While under the lift I also found a broken bolt.  This at at the end of the lift deck and locates it on the frame.  There are two bolts per side.  Replaced it with an 8.8.  Not sure why it sheared, it shouldn't be under load...

docwyte
docwyte PowerDork
1/15/21 5:21 p.m.

Installed my 964 RS motor mounts today with the help of a friend.  The stock mounts are fluid filled, the RS mounts are semi solid.  I got the kit from Rennpart, who includes the longer bolts needed to use these on a 996.

With the AWE exhaust installed I had to remove the passenger side post cat O2 sensor and the lower exhaust pipe/tip to gain access to the lower motor mount nut on the passenger side.

No pics because I was with my friend and we were just working away.  Remove the airbox, remove the two 13.. bolts on each motor mount.  Support the motor from underneath, then go remove the 18mm nut from each motor mount.  Remove the mount, drop in the 964 mount.  Make sure you have the large washers in the right direction.  Drop in the new 13mm bolts, then drop in the large through bolt. 

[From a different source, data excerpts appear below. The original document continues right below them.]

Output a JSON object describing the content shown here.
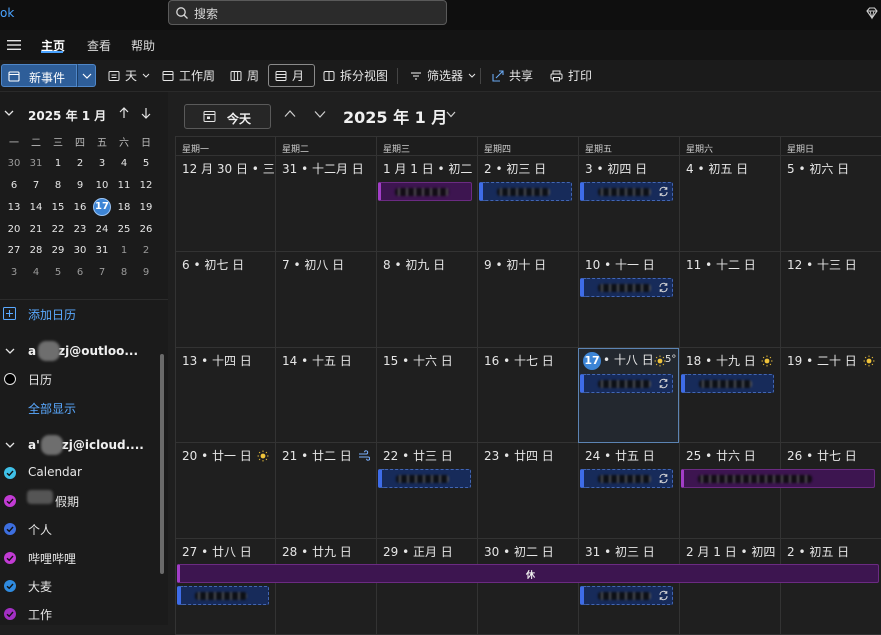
{
  "app": {
    "name_fragment": "ok"
  },
  "search": {
    "placeholder": "搜索"
  },
  "menu": {
    "tabs": [
      "主页",
      "查看",
      "帮助"
    ]
  },
  "toolbar": {
    "new_event": "新事件",
    "day": "天",
    "work_week": "工作周",
    "week": "周",
    "month": "月",
    "split_view": "拆分视图",
    "filter": "筛选器",
    "share": "共享",
    "print": "打印"
  },
  "mini_calendar": {
    "title": "2025 年 1 月",
    "weekday_headers": [
      "一",
      "二",
      "三",
      "四",
      "五",
      "六",
      "日"
    ],
    "weeks": [
      [
        "30",
        "31",
        "1",
        "2",
        "3",
        "4",
        "5"
      ],
      [
        "6",
        "7",
        "8",
        "9",
        "10",
        "11",
        "12"
      ],
      [
        "13",
        "14",
        "15",
        "16",
        "17",
        "18",
        "19"
      ],
      [
        "20",
        "21",
        "22",
        "23",
        "24",
        "25",
        "26"
      ],
      [
        "27",
        "28",
        "29",
        "30",
        "31",
        "1",
        "2"
      ],
      [
        "3",
        "4",
        "5",
        "6",
        "7",
        "8",
        "9"
      ]
    ],
    "today": "17"
  },
  "sidebar": {
    "add_calendar": "添加日历",
    "accounts": [
      {
        "name_prefix": "a",
        "name_suffix": "zj@outloo...",
        "calendars": [
          {
            "label": "日历",
            "color": "#000000",
            "style": "ring"
          }
        ],
        "show_all": "全部显示"
      },
      {
        "name_prefix": "a'",
        "name_suffix": "zj@icloud....",
        "calendars": [
          {
            "label": "Calendar",
            "color": "#3fc1e8"
          },
          {
            "label": "假期",
            "color": "#c23bd4"
          },
          {
            "label": "个人",
            "color": "#3d6fe0"
          },
          {
            "label": "哔哩哔哩",
            "color": "#c23bd4"
          },
          {
            "label": "大麦",
            "color": "#2f8be0"
          },
          {
            "label": "工作",
            "color": "#a32fc4"
          }
        ]
      }
    ]
  },
  "main": {
    "today_button": "今天",
    "title": "2025 年 1 月",
    "weekday_headers": [
      "星期一",
      "星期二",
      "星期三",
      "星期四",
      "星期五",
      "星期六",
      "星期日"
    ],
    "weeks": [
      [
        "12 月 30 日 • 三...",
        "31 • 十二月 日",
        "1 月 1 日 • 初二 日",
        "2 • 初三 日",
        "3 • 初四 日",
        "4 • 初五 日",
        "5 • 初六 日"
      ],
      [
        "6 • 初七 日",
        "7 • 初八 日",
        "8 • 初九 日",
        "9 • 初十 日",
        "10 • 十一 日",
        "11 • 十二 日",
        "12 • 十三 日"
      ],
      [
        "13 • 十四 日",
        "14 • 十五 日",
        "15 • 十六 日",
        "16 • 十七 日",
        "• 十八 日",
        "18 • 十九 日",
        "19 • 二十 日"
      ],
      [
        "20 • 廿一 日",
        "21 • 廿二 日",
        "22 • 廿三 日",
        "23 • 廿四 日",
        "24 • 廿五 日",
        "25 • 廿六 日",
        "26 • 廿七 日"
      ],
      [
        "27 • 廿八 日",
        "28 • 廿九 日",
        "29 • 正月 日",
        "30 • 初二 日",
        "31 • 初三 日",
        "2 月 1 日 • 初四 日",
        "2 • 初五 日"
      ]
    ],
    "today_number": "17",
    "today_temp": "5°",
    "holiday_label": "休"
  },
  "colors": {
    "accent": "#3d85d6",
    "event_blue": "#172b5a",
    "event_purple": "#3d1550"
  }
}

Go underneath the car and tighten up the lower nut, 63 ft lbs.  Tighten the upper 13mm bolts to 23ft lbs.  Airbox back in, reinstall the O2 sensor, reinstall the exhaust pipe/tip.

One thing I'm not sure about is I'd like to see more excess length on the motor mount bolts.  To gain access to things in the engine bay a lot of the time you lower the engine some by loosening that lower motor mount nut.  I don't really have much room on the bolt to do that...

Also, since these are a bolt/nut vs a stud on my stock mounts, tightening these is a two person job, as someone needs to hold the top of the bolt while it gets torqued by the other person

Box4VIR
Box4VIR Reader
1/15/21 6:03 p.m.

I installed these motor mounts on my 911 as well, I love the little extra engine vibration you get.  Gives the car more of an old school feel.  

docwyte
docwyte PowerDork
1/16/21 9:26 a.m.

In reply to Box4VIR :

I'm curious to see how the car feels.  My old mounts weren't bad, they weren't leaking fluid or anything but these are markedly stiffer in comparison.

AngryCorvair (Forum Supporter)
AngryCorvair (Forum Supporter) MegaDork
1/16/21 9:34 a.m.

In reply to docwyte :

That bolt didn't shear, it looks like it was cut through by a cable.

docwyte
docwyte PowerDork
1/16/21 10:15 a.m.

In reply to AngryCorvair (Forum Supporter) :

There are no cables there, that bolt goes through the rear frame of the lift and then the deck.  Holds the deck in place on the frame...

Mikelly
Mikelly New Reader
2/4/21 5:54 a.m.

In reply to docwyte :

Suggest you do the transaxle mount as well if you haven't already.  I believe Torquesolutions makes some nice inserts.  On my last 996TT I didn't notice a huge improvement until I did this, and that's when the drivetrain porpousing went away completely and shifting became 100% predicatable every time and weight transfer in every scenario was much much better.

docwyte
docwyte PowerDork
2/4/21 8:08 a.m.

In reply to Mikelly :

Hmm, I'll look into it.  Any additional NVH with them?